Mailand/Paris/Zürich (awp/awp/sda/reu) - Um die Mailänder Börse ist nun ein Bieterkampf entbrannt. Am Freitag hat die Deutsche Börse ihren Hut in den Ring geworfen, nachdem zuvor der Börsenbetreiber Euronext und die italienische Staatsbank Cassa Depositi e Prestiti (CDP) ein gemeinsames Angebot ankündigten.

Gemäss der Nachrichtenagentur Reuters waren die Angebote für die Borsa Italiana bis am Freitag fällig. Diese gehört bisher dem Londoner Börsenbetreiber LSE und ist Medienberichten zufolge zwischen drei bis vier Milliarden Euro wert. Bloomberg hatte bereits am Donnerstag von einem Angebot von Euronext in Höhe von ungefähr 3,5 bis 4 Milliarden geschrieben.

Offenbar versuchen sich die Interessenten nicht nur über den Preis, sondern auch mit Versprechen bezüglich des zukünftigen Einflusses der italienischen Seite einen Vorteil zu verschaffen. Die LSE muss gemäss Reuters die italienische Tochter zumindest zum Teil verkaufen, um von den EU-Wettbewerbsbehörde grünes Licht für die 27 Milliarden Dollar teure Übernahme des Datenanbieters Refinitiv zu bekommen.

SIX angeblich Interessent

Laut Insidern soll auch die Schweizer Börsenbetreiberin SIX zu den Interessenten gehören. Bis am Freitagabend lag allerdings kein Angebot vor. Die SIX lehnte gegenüber der Nachrichtenagentur AWP jegliche Kommentare über allfällige Kaufabsichten ab.

Käme die SIX zum Zug, würde die Schweizer Börsenbetreiberin ähnlich verfahren wie bei der kürzlich vollzogenen 2,8 Milliarden Franken schweren Übernahme der Madrider Börse Bolsas y Mercados Españoles (BME) im Juni, hiess es im Reuters-Bericht. Die Schweizer würden der Mailänder Börse Autonomie gewähren, am Management festhalten und den Namen belassen, wurde ein Insider zitiert.

Eine allfällige Übernahme der italienischen Börse würde nach der Übernahme der BME gut zu den Expansionsplänen von SIX passen.
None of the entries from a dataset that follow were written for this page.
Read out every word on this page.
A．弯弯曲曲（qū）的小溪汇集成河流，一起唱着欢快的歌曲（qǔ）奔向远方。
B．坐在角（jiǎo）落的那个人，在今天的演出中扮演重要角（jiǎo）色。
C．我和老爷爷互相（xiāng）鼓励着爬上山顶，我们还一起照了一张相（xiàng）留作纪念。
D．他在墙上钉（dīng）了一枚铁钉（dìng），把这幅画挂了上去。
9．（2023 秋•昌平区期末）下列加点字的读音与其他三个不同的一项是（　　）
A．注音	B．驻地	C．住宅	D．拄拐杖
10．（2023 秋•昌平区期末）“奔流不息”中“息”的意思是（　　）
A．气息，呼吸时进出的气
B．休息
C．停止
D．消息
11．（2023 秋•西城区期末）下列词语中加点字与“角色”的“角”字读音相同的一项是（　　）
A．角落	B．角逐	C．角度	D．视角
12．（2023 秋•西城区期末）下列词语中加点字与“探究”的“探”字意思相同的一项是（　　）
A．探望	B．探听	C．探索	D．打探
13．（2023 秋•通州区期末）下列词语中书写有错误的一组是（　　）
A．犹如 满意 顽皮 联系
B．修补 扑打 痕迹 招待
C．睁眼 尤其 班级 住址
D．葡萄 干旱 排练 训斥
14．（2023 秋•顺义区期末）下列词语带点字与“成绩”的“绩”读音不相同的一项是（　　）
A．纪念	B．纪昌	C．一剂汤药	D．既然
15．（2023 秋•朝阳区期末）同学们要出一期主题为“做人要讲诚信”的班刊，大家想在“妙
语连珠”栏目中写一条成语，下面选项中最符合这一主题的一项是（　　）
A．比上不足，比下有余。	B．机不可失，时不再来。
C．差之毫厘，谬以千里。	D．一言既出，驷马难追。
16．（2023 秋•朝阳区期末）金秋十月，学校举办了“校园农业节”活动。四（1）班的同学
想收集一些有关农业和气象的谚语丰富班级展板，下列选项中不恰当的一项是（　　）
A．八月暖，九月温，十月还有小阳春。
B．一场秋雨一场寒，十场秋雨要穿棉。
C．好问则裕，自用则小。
Nach Umsätzen gerechnet würde die SIX dadurch nach der London Stock Exchange und der Euronext zur drittgrössten Finanzmarktinfrastrukturgruppe Europas.

In einem Interview mit der Zeitung "Finanz und Wirtschaft" hatte SIX-Präsident Thomas Wellauer betont, man könne sich ein Wachstum über weitere Zukäufe vorstellen. Zudem wolle die SIX nicht nur beim Börsenhandel, sondern auch etwa im Bereich der Finanzinformation weiter zulegen.

Italiener favorisieren Euronext

Die Chancen für die ausländischen Bieter stehen Insidern zufolge aber nicht so gut. Die italienische Regierung favorisiere das Konsortium um Euronext, sagten mit der Sache vertraute Personen. Der Staat sei gegen eine Zerschlagung der Borsa Italiana und wolle ein Mitspracherecht bei der künftigen Strategie haben.

"Rom ist ein wichtiger Teil der Diskussionen. Die LSE wird alles tun, um Rom bei Laune zu halten", sagte ein Insider. "Aber sie wird die Borsa nicht billig verkaufen." Laut mit der Sache vertrauten Personen hat die LSE bereits separate Gebote erhalten für die Anleihehandelsplattform MTS der Borsa.

Insidern zufolge räumt Euronext der Staatsbank CDP einen bedeutenden Einfluss auf das fusionierte Unternehmen ein. CDP solle im Gegenzug eine Beteiligung von rund acht Prozent an der Euronext übernehmen.

Die beteiligten Unternehmen wollen sich zu den Informationen von Insidern nicht äussern.

Die LSE will die Offerten prüfen und festlegen, wer in die nächste Runde kommt. Das letzte Wort hat aber das italienische Finanzministerium, das einen Interessenten auch ablehnen kann.